Les prix parfois élevés du vintage

On peut parfois voir des jeans de seconde main à des prix plus élevés que des produits neufs. Je parle par exemple des Levi’s à plus de 100 euros. Cela pousse à s’interroger si les prix pratiqués sont justifiés et si cela n’est pas mauvais pour la planète : le but de la friperie c’est aussi d’avoir accès à des produits moins cher, sans polluer. Ces prix élevés semblent donc aller à contre-courant de l’objectif initial de la friperie.

Je vous propose de commencer avec une comparaison avec les montres. Certaines montres vintages valent aujourd’hui des petites fortunes et peuvent être plus chères que lors de leur vente à l’état neuf. Et pour une montre on comprend aisément ce phénomène : beaucoup de modèles sont produits en petites quantités et une fois la production terminée, le seul moyen de trouver un certain modèle neuf est d’attendre une réédition. Réédition qui peut ne rester que l’ombre de la montre originale.

Et bien pour les vêtements c’est la même chose, même si on assiste parfois à des exceptions : les baskets liddl récemment ou bien les sneakers en général qui peuvent atteindre des prix exorbitants.

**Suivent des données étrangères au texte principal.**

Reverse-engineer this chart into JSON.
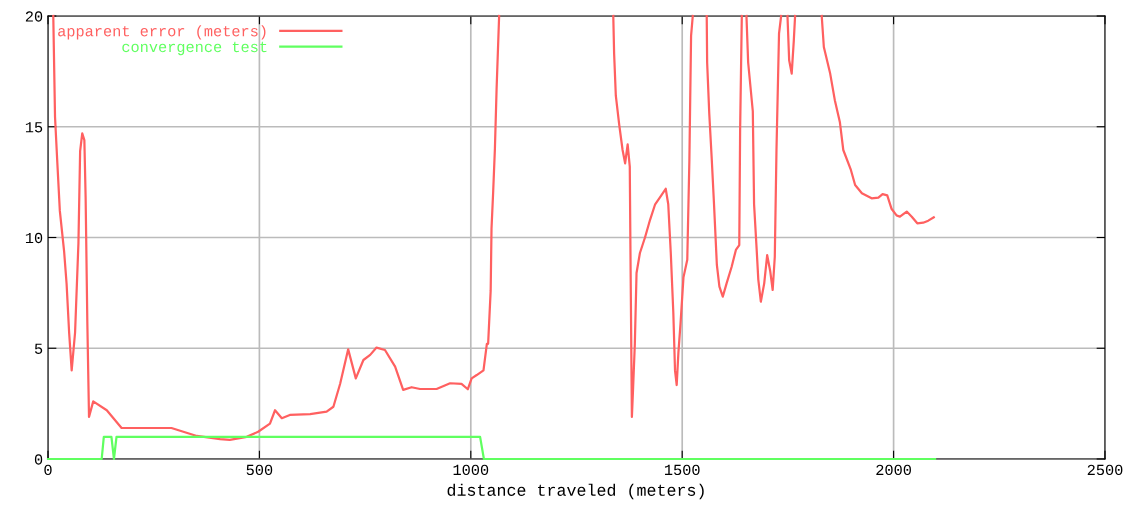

A ce stade – vous me voyez venir – on peut remarquer deux choses : les jeans Levi’s n’atteignent que rarement des prix exorbitants et ce phénomène ne touche pas les marques de fast-fashion. Premièrement pour les marques de fast-fashion cela s’explique de manière très simple : les produits ne sont pas assez solides pour atteindre le stade de la revente dans un bon état (sauf quand un vêtement est vendu parce qu’il n’est pas à la bonne taille par exemple, et il est toujours moins cher qu’en magasin dans ce cas) et parce qu’il ne prend quasiment jamais de valeur avec le temps. En ce qui concerne les jeans Levi’s, ils n’atteignent que rarement des prix plus élevés que 130/140 euros car il y a tout de même beaucoup d’offre sur le marché. Et comme pour tout marché, les Jeans Levi’s obéissent à la loi de l’offre et de la demande.

Je vous laisse libre d’attribuer l’invention de cette loi à votre économiste favori.

 

Un objet à part entière

Étant donné que l’on parle de marché, cela nous pousse évidemment à nous demander ce qu’est une paire de jeans vintage. Est-ce une version d’occasion d’un produit neuf, ici une paire de Levi’s ou bien un objet à part entière ?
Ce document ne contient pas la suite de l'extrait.